SECURITY RESEARCHERS have uncovered Industroyer and have labelled it as the biggest threat to critical infrastructure since Stuxnet.
Stuxnet was the malicious warm responsible for causing substantial damage to Iran’s nuclear programme more than seven years ago. This new piece of malware, analysed by researchers at security company ESET, is capable of performing an attack like that in 2016 which deprived part of Ukraine’s capital, Kiev, of power for an hour after an attack on the country’s power grid.
However, ESET said that whether it was the exact same malware is yet to be confirmed, but it said that the threat was still capable of doing significant harm to electric power systems and could even be refitted to target other types of critical infrastructure, which could cause havoc across the world.
In a blog post, ESET’s Anton Cherepanov explained that Industroyer uses industrial communication protocols such as those found in worldwide power supply infrastructure, transportation control systems and other critical infrastructure systems to control electricity substation switches and circuit breakers directly.
He explained that these switches and circuit breakers were digital equivalents of analogue switches meaning they can be engineered to perform various functions ranging from turning off power distribution to cascading failures and damaging equipment.
“Industroyer’s dangerousness lies in the fact that it uses protocols in the way they were designed to be used,” Cherepanov said.
“The problem is that these protocols were designed decades ago, and back then industrial systems were meant to be isolated from the outside world. Thus, their communication protocols were not designed with security in mind. That means that the attackers didn’t need to be looking for protocol vulnerabilities; all they needed was to teach the malware ‘to speak’ those protocols,” he added.
Industroyer’s core component is a backdoor used by attackers to manage the attack. It installs and controls the other components and connects to a remote server to receive commands and to report to the attackers.
According to ESET, what sets Industroyer apart from other malware targeting infrastructure is the use of four payload components that target particular communication protocols. It said that this showed that the author had a deep knowledge and understanding of industrial control systems.
The malware is also equipped with features to enable it to remain under the rader, in a bid to ensure the malware’s persistence and to wipe all traces of itself after it’s completed its job.
For example, the communication with the C&C servers hidden in Tor can be limited to non-working hours, and it employs an additional backdoor which looks like a Notepad application, that is designed to regain access to the targeted network in case the main backdoor is detected and/or disabled.
Industroyer is a highly customisable malware.
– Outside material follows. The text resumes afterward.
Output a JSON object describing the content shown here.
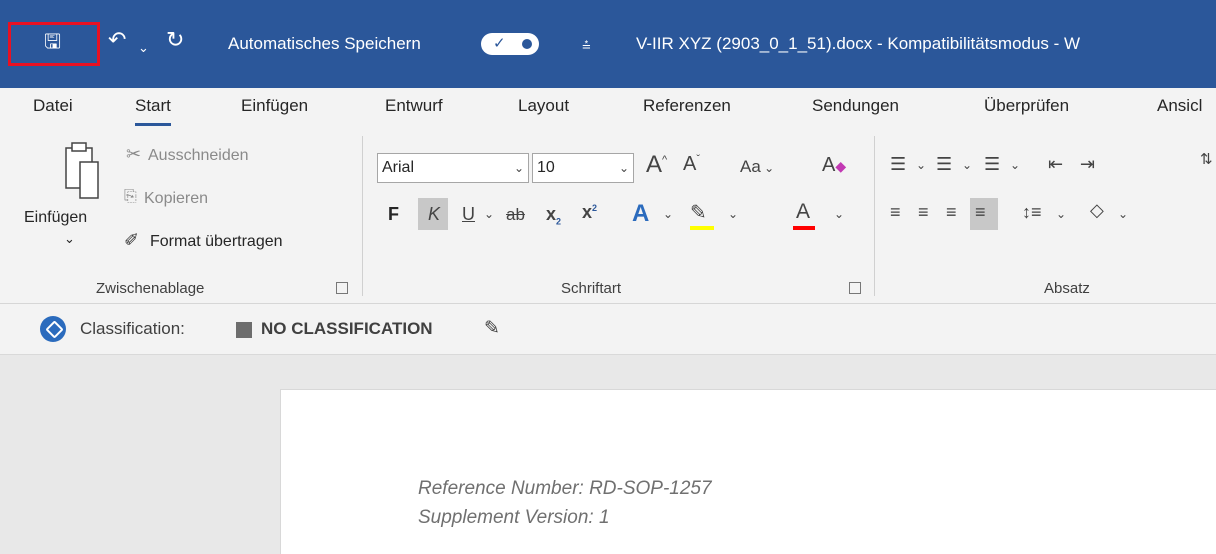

It can be used to target specific hardware – analysis showed it had been used against industrial power control products by ABB, for example, while its DoS component works specifically against Siemens SIPROTECT devices.
Cherepanov concluded that while it was difficult to attribute attacks to malware without performing an on-site incident response, it was “highly probable” that Industroyer was used in the December 2016 attack on the Ukrainian power grid.